Stalactite 102 DLP 3D Printer NORMAL v FINE mode

The Stalactite 102 switching from NORMAL to FINE mode.

With a build volume of 102mm x 76.8mm x 180mm (4″ x 3″ x 7″), the Stalactite 102 uses a projector to harden UV curable resin into objects with a minimum layer thickness of 25 microns.  DLP printers can achieve much finer details than more common FFF/FDM machines.  For comparison, a MakerBot Replicator 2 is capable of producing objects with a layer resolution of 100 microns. The Stalactite can operate in two modes, NORMAL, which reaches a DPI (dots per inch) of 100 microns across the X/Y plane, and FINE, which has a DPI of 50 microns.  They also have the potential to print more quickly than stereolithography (SLA) machines because, rather than use a laser to move point by point across the build plane, DLP printers project light at the entire plane at once.

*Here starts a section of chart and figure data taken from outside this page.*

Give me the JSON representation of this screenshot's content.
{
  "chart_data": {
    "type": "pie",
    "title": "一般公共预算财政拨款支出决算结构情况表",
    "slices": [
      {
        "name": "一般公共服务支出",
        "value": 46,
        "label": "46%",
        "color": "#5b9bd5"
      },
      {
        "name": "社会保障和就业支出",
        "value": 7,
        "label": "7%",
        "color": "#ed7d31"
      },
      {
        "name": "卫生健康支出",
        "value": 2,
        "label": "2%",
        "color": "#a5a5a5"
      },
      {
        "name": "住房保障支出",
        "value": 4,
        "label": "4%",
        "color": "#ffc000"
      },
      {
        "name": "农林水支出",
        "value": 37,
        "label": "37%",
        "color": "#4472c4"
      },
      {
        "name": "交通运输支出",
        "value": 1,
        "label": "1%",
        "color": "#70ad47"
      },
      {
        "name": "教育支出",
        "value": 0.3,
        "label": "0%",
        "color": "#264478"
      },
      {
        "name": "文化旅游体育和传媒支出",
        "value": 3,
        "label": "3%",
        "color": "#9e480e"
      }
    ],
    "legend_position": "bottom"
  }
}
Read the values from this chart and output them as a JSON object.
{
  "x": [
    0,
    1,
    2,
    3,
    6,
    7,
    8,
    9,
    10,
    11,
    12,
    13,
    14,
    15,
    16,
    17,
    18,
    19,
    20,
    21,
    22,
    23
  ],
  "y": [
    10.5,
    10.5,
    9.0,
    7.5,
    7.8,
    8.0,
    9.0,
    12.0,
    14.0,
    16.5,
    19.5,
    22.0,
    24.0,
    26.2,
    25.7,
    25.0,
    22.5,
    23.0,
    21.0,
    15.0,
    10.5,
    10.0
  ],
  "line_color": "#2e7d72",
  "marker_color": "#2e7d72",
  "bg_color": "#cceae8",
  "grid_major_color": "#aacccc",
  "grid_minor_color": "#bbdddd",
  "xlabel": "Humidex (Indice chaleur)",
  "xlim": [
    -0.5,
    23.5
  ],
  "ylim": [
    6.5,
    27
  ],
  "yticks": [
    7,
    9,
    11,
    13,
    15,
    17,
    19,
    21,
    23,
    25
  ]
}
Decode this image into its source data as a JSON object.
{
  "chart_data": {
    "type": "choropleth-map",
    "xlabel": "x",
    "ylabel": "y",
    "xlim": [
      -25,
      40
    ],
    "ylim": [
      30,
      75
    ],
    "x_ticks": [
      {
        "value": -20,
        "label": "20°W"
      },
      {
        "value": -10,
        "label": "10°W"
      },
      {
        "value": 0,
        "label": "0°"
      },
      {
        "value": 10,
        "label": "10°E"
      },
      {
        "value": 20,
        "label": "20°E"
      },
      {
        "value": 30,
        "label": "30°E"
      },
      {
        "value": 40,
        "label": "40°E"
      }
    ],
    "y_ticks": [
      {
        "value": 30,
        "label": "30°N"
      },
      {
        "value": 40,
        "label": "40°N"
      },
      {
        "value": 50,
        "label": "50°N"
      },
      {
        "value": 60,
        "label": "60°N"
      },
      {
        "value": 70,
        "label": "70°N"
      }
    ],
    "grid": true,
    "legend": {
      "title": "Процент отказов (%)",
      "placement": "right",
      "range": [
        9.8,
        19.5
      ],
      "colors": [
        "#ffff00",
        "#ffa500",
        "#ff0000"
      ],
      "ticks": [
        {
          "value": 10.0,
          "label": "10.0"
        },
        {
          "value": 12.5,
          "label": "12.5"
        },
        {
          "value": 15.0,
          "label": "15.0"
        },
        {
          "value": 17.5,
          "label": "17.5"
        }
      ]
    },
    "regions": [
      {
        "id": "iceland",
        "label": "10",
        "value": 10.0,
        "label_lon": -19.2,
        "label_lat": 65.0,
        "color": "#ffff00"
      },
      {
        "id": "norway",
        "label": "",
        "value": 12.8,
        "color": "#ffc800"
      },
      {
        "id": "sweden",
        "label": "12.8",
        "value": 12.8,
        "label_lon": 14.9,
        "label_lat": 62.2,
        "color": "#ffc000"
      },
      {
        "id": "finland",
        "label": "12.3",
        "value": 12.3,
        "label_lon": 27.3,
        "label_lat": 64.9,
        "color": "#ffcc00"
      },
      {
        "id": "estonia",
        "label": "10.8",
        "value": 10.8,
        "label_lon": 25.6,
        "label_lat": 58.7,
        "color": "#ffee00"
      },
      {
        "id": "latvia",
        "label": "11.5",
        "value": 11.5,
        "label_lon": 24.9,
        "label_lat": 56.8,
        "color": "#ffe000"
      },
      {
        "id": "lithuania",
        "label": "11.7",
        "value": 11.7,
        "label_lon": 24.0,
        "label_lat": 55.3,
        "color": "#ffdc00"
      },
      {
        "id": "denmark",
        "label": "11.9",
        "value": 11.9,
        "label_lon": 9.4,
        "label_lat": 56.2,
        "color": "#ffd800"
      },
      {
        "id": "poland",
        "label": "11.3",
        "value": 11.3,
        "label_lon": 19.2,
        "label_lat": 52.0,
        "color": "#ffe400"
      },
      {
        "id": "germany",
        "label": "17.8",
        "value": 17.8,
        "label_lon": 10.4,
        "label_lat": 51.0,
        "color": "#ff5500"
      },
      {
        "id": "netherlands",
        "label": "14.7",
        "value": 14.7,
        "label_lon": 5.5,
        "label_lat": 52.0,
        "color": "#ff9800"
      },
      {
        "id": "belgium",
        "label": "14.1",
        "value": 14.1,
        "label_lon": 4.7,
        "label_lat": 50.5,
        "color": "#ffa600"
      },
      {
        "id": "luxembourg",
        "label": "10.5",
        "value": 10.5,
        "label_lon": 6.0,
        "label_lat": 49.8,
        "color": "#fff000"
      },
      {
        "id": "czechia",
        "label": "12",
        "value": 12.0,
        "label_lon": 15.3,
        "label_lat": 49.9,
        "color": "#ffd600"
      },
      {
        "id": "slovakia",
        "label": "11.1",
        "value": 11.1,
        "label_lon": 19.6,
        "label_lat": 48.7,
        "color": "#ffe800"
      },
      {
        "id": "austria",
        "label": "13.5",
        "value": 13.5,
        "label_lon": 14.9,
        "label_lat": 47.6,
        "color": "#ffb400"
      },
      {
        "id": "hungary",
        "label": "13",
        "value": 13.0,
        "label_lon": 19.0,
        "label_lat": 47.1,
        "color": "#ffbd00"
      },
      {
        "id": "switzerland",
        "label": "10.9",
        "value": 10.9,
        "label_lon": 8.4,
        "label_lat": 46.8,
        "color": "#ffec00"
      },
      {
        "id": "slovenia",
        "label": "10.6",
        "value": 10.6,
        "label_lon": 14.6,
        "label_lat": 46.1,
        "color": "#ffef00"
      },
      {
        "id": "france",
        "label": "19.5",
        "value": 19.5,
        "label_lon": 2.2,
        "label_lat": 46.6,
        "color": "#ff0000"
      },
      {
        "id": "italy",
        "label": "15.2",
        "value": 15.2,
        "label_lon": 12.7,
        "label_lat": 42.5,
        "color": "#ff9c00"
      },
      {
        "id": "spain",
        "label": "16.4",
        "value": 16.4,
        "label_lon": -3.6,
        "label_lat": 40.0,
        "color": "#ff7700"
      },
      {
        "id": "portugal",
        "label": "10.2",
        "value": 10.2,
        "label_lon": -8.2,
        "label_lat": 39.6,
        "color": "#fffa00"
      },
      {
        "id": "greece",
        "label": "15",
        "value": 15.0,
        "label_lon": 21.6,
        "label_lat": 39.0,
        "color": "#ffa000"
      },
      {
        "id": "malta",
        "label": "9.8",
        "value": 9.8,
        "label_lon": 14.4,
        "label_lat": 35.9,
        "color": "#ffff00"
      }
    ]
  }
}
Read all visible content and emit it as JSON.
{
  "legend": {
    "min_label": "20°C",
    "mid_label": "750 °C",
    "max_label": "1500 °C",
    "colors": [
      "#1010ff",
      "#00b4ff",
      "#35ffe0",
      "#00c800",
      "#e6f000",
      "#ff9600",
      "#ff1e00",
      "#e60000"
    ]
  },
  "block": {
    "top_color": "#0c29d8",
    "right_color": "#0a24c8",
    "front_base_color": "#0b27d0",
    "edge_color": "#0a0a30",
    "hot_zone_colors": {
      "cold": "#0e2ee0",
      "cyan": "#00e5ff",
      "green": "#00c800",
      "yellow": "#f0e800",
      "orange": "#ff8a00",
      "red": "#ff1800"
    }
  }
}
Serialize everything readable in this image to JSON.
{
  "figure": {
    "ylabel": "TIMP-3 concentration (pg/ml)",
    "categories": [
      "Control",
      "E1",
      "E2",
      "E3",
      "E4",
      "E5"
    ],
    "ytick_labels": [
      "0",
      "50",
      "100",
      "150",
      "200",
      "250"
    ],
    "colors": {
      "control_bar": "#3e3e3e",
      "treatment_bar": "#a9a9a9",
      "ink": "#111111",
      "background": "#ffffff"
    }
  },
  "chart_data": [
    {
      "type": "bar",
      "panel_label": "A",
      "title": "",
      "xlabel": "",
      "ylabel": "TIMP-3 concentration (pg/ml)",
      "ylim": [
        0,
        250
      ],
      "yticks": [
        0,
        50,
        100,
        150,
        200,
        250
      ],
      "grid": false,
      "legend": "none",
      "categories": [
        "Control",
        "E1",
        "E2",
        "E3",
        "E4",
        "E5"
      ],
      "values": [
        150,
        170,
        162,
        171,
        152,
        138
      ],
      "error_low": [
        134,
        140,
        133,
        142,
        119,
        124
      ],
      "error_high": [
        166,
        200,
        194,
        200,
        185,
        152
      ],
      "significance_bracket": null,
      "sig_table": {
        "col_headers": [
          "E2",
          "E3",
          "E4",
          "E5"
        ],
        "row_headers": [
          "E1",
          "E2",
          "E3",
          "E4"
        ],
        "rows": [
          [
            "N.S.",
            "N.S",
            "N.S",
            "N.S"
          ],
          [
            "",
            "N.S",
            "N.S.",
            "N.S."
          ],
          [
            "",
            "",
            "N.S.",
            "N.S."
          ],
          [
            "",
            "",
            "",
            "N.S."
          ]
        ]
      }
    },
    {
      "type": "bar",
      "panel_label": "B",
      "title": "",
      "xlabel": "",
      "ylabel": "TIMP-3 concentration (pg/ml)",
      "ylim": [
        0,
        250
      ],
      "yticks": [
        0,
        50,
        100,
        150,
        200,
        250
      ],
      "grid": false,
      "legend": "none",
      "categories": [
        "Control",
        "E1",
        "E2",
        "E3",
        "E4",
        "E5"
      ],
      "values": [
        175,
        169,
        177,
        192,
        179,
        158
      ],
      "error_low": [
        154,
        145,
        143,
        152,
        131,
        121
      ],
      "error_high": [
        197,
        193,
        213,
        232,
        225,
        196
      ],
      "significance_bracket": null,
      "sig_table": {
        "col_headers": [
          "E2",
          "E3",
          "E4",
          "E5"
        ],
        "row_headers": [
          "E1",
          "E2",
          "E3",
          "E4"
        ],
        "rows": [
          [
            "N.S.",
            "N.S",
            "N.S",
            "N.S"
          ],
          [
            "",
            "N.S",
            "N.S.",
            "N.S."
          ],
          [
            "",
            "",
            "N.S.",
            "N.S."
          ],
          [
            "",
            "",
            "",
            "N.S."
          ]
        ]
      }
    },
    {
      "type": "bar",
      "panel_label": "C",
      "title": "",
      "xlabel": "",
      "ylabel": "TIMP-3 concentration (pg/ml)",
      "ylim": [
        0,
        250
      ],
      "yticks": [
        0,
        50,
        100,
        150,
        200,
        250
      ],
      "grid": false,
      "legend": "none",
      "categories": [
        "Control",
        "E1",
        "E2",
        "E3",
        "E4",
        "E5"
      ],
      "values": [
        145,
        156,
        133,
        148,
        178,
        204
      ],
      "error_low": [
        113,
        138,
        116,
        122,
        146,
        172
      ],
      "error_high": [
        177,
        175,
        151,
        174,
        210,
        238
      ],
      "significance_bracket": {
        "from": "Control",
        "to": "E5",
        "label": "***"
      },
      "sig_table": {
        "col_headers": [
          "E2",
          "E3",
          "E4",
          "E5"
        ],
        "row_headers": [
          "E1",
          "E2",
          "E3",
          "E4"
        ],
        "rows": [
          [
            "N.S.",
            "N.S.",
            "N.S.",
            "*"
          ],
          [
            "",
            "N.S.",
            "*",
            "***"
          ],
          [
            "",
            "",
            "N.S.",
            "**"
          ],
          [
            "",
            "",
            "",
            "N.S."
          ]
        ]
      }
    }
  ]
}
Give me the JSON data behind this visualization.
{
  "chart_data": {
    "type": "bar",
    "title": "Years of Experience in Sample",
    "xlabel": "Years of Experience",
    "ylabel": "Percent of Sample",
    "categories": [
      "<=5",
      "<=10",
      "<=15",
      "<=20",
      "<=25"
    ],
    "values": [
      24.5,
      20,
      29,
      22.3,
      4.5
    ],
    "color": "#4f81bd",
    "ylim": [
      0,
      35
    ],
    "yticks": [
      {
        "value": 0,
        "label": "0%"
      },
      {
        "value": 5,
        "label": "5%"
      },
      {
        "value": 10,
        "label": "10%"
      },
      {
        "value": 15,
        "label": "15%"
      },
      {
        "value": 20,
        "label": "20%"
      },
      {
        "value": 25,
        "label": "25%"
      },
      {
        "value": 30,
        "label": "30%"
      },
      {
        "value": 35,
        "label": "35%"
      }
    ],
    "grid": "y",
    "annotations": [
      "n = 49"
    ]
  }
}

Stalactite 102 DLP 3D Printer Software

The company behind the printer also has a patent pending for a “decoupled dual peeling system” for easy removal of objects from the build area.  The Stalactite 102 is accompanied by its own software, which its designers promise to be “elegant and minimal”, allowing for automatic support generation that can be modified in terms of thickness, base size, and rod diameter.

Stalactite 102 DLP 3D Printer Prints

The Stalactite team has also developed four different resins for printing objects for a number of different purposes.  They’ve got an entry level Standard resin, cheap and meant for leisure projects.  More interestingly, the company is also offering Prototyping, Elastic, and Waxy resins.  Their prototyping resin is meant to resemble ABS or nylon for more durability.  As you might imagine, the elastic resin is somewhat stretchy and flexible. And the wax-like resin is meant for investment casting objects in metal.

All very exciting stuff, so you may want to watch their campaign video:

The Barcelona-based company let us know that they decided to launch now after the announcement that HP would be opening its Head Office for 3D Technology Development in Barcelona, saying, “That will put Barcelona city to reference in 3D printing industry for southern Europe countries,” and adding, “Besides, a special day has been chosen for the launch: Sant Jordi (23rd of April). Sant Jordi is an important both national and international day, the book feast.

Indiegogo backers can purchase the Stalactite 102 for upwards of €1,850 (about $2,600), but if you’re too late for the early bird prices, you can eventually purchase the machine for €2,895 (about $4,000) on the company’s website. With the ability to print precision parts at relatively low prices, Stalactite hopes to achieve similar success through crowd funding as projects like the Form1 SLA printer. As someone who is easily fooled by sleek design and interesting, but relevant product names, I believe that Stalactite might have what it takes to produce a quality product.